After a 15 year relationship, he walked out… I have suddenly found myself a little bit broken and don’t even know how to be….. I am here and I don’t know what made be here but this is what it is. I thought everything was ok, but clearly it was not. It’s super early days for me and I guess I will be ok but wow…. this feels slightly insane at times. I’m reaching out for support and understanding. Never did I think I would be going through this… I feel like I don’t even know anything anymore…
Now,now,not Broken just a little chipped perhaps.Old timers at this game like myself might seem completely cracked but Broken sounds too sad😉 Sorry you find the need to be here though,it’s never for pleasant reasons and I’m sorry for every person who joins bc there’s so much pain and loneliness,but I hope you will find that the company on here will make it a little easier for you to bear.❤
I know what you mean about feeling broken. I felt that at the end of my first marriage and still feel i’ve never ‘mended’ completely and it’s 40 years ago now ! But then the circumstances were were very severe. You do heal, at least partially, as time passes and you will too in time and seeing all the problems that parents have on this site makes you feel your own problems are not so bad after all, but no less important though. I hope you feel more settled before too long and when Spring arrives and the lockdown eventually lifts it will lift your spirits.

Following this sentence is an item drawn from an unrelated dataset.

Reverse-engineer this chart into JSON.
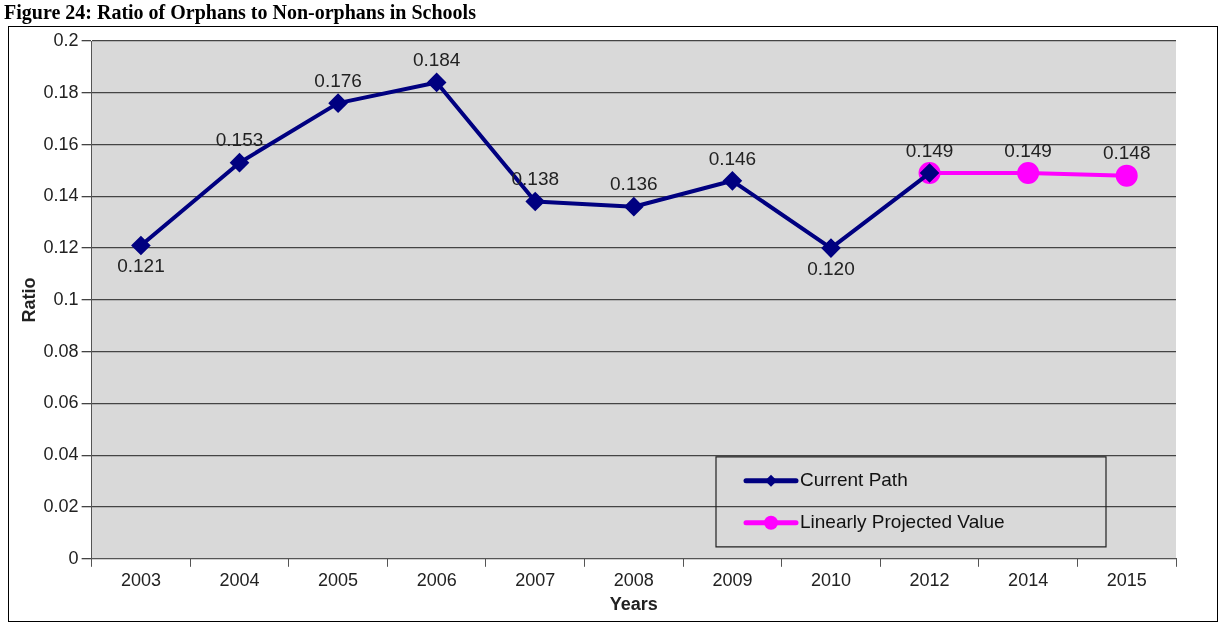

Very early days , take one day at a time and as much distraction as you can. Have you family for support? All very difficult in a pandemic but do not be afraid to ask for help or support and to chat away on here .Happy to chat privately if you’ve any to message . There are lots of things you can do early days to get you through, have you children ?
Very early days , take one day at a time and as much distraction as you can. Have you family for support? All very difficult in a pandemic but do not be afraid to ask for help or support and to chat away on here .Happy to chat privately if you want to message . There are lots of things you can do early days to get you through, have you children ?
Hi, I feel the same. My husband walked out in me and out two young children after 16 years together.
I’m broken, I don’t think I’ll ever get over this or stop feeling think this numb, empty despair. I’m reaching out for help but I just don’t think anything is working to help me.